The jump in compensation follows a seven-times increase in the value of defined benefit (DB) pension transfers over a similar period of three years. Many more people transferred their DB pension savings following the government’s Pensions Freedom rules. This gave people access to their full pension pots in defined contribution schemes, from the age of 55. In 2017 £37 billion was transferred out of employers’ DB schemes.
The compensation figures were uncovered by Welsh MP Nick Smith, whose constituents include many steelworkers who have been victims of poor pension advice.
Research by the Financial Conduct Authority (FCA) revealed that less than half of the DB pension transfer advice was suitable.”It is unacceptable that pension transfer advice should persistently remain at such a low level in comparison to investment advice,” the regulator said.

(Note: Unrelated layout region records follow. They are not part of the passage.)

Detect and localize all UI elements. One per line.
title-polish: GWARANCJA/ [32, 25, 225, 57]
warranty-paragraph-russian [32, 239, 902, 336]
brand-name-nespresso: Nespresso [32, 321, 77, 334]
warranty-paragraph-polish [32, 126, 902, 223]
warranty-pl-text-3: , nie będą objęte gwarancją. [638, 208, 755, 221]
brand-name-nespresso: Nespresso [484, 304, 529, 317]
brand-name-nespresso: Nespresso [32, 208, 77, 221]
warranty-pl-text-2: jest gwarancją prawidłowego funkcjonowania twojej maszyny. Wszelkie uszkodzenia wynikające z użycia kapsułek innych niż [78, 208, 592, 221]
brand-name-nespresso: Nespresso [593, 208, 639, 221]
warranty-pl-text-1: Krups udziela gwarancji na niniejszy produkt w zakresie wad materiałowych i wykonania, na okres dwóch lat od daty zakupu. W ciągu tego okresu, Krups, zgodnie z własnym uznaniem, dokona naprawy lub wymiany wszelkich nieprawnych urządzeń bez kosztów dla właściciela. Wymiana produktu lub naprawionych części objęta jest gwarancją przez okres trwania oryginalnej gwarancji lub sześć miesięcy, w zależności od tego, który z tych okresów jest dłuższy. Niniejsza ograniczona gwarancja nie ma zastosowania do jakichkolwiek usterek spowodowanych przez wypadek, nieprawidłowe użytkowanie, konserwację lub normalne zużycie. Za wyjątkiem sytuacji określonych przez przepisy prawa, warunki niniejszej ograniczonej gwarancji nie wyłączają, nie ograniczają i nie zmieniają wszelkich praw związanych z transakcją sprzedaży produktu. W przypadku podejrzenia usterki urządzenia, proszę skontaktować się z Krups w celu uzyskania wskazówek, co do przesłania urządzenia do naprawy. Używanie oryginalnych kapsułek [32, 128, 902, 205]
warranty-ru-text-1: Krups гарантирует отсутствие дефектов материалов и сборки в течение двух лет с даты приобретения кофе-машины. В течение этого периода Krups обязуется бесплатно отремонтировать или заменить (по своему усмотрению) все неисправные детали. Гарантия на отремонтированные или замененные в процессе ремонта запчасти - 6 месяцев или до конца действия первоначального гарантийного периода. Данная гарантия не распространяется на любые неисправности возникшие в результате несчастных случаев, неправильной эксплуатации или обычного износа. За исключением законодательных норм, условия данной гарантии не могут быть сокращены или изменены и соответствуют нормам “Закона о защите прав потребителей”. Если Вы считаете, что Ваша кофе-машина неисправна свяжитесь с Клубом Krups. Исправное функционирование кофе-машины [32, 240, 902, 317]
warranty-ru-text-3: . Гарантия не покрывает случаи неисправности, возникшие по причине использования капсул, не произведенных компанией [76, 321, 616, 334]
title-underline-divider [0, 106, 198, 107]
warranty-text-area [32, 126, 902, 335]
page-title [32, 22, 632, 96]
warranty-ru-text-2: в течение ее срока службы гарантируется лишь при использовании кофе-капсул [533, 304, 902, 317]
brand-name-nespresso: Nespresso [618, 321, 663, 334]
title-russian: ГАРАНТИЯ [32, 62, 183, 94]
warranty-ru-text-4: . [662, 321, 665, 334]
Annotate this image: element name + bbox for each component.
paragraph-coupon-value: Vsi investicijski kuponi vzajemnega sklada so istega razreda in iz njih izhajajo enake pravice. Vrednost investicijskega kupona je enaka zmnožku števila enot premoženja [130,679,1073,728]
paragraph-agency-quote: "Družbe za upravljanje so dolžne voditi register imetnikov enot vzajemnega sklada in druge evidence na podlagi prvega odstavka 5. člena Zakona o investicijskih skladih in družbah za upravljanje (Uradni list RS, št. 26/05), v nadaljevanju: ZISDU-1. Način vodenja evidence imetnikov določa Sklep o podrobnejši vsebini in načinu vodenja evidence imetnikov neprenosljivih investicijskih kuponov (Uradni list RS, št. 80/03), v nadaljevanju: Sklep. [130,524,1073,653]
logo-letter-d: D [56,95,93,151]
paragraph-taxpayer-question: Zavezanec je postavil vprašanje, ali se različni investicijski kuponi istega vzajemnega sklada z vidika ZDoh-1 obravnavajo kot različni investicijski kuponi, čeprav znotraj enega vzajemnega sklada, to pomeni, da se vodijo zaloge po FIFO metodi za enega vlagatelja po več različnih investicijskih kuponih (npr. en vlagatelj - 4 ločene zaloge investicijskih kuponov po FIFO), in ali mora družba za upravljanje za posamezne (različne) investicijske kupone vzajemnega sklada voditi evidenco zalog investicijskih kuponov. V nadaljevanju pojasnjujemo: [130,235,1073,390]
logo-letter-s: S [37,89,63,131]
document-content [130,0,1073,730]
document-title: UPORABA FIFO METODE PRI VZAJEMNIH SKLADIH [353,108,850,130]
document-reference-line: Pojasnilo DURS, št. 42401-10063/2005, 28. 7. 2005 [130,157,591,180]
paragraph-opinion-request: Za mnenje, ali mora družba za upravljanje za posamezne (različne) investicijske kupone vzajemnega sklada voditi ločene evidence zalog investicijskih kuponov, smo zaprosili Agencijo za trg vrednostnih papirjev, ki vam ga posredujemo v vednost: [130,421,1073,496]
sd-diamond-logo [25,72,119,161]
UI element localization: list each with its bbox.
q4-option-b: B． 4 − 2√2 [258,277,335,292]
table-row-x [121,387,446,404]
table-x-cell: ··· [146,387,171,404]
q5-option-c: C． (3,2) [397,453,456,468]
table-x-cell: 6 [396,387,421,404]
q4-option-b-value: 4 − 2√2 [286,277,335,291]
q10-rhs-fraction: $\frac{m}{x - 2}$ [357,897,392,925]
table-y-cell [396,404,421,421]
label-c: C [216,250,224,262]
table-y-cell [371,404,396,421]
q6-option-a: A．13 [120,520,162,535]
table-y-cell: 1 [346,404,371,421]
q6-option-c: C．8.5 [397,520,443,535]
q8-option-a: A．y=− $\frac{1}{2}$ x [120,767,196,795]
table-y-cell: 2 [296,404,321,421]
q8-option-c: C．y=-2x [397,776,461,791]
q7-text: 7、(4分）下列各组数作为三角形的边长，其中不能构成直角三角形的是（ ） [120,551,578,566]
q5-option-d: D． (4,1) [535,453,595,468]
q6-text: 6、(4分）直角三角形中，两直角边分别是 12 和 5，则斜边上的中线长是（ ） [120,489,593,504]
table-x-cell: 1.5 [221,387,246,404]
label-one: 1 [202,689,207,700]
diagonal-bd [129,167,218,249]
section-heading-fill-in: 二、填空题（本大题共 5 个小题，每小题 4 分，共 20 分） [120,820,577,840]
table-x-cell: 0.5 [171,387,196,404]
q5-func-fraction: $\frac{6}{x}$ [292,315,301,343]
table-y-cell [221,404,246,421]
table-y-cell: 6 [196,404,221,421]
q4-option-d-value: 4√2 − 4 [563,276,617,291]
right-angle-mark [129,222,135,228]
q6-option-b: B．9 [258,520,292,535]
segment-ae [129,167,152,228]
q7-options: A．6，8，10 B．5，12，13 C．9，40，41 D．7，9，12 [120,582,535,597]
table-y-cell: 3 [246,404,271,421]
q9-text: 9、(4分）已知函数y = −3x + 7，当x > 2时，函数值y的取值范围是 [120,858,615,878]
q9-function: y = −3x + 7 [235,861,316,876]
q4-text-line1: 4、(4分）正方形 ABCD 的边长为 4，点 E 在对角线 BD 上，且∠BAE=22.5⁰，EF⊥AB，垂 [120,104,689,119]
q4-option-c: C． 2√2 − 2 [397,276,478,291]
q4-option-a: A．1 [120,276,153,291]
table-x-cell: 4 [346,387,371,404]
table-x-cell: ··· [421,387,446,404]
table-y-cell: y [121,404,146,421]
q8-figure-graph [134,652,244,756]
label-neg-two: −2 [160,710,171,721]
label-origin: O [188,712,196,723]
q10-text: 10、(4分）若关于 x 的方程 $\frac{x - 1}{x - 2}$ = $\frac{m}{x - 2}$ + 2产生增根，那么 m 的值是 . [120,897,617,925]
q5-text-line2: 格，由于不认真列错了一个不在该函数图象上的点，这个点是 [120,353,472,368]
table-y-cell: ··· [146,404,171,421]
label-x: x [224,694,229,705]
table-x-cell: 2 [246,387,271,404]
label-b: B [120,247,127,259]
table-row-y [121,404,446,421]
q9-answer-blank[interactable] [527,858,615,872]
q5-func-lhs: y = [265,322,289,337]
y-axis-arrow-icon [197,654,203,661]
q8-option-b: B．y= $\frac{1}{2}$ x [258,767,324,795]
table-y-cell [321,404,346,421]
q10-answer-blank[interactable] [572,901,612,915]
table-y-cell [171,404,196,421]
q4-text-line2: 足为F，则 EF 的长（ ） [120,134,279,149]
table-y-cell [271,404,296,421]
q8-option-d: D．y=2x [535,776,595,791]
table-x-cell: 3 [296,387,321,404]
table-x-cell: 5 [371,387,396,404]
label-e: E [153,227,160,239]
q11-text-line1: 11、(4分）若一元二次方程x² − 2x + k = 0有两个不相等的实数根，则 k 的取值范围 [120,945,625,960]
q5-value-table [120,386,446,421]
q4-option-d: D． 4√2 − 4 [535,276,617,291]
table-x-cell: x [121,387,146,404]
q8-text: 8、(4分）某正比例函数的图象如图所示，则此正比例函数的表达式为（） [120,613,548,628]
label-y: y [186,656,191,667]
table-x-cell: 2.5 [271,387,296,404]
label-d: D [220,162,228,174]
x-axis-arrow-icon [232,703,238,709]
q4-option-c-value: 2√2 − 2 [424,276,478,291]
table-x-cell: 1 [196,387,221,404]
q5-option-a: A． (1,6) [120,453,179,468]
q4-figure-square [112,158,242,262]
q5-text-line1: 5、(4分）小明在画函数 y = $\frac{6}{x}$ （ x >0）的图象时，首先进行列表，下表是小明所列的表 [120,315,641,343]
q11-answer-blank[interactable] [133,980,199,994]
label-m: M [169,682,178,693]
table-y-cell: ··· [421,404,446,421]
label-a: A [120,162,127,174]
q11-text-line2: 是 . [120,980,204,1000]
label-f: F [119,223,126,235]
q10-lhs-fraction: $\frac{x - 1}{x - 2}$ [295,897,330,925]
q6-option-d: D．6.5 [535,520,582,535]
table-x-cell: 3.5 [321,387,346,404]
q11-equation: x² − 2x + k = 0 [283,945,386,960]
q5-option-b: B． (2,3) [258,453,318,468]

But former Pensions Minster and director of policy at Royal London, Steve Webb says that £40 million in compensation is small in comparison to the total value of transfers made. “I don’t think these numbers tell us anything very much about the quality of DB transfer advice in the last year or two,” he told Retirement Planner.
James Burgoyne of Brunel Professions warns advisers to be very thorough in documenting their recommendations if they are to secure competitively priced professional indemnity insurance cover. “Insurers are wary of pension transfer advice because of the risks involved. Advisers in the transfer market must be very diligent and make sure that their advice is well set out with all the risks explained if they are to avoid trouble.”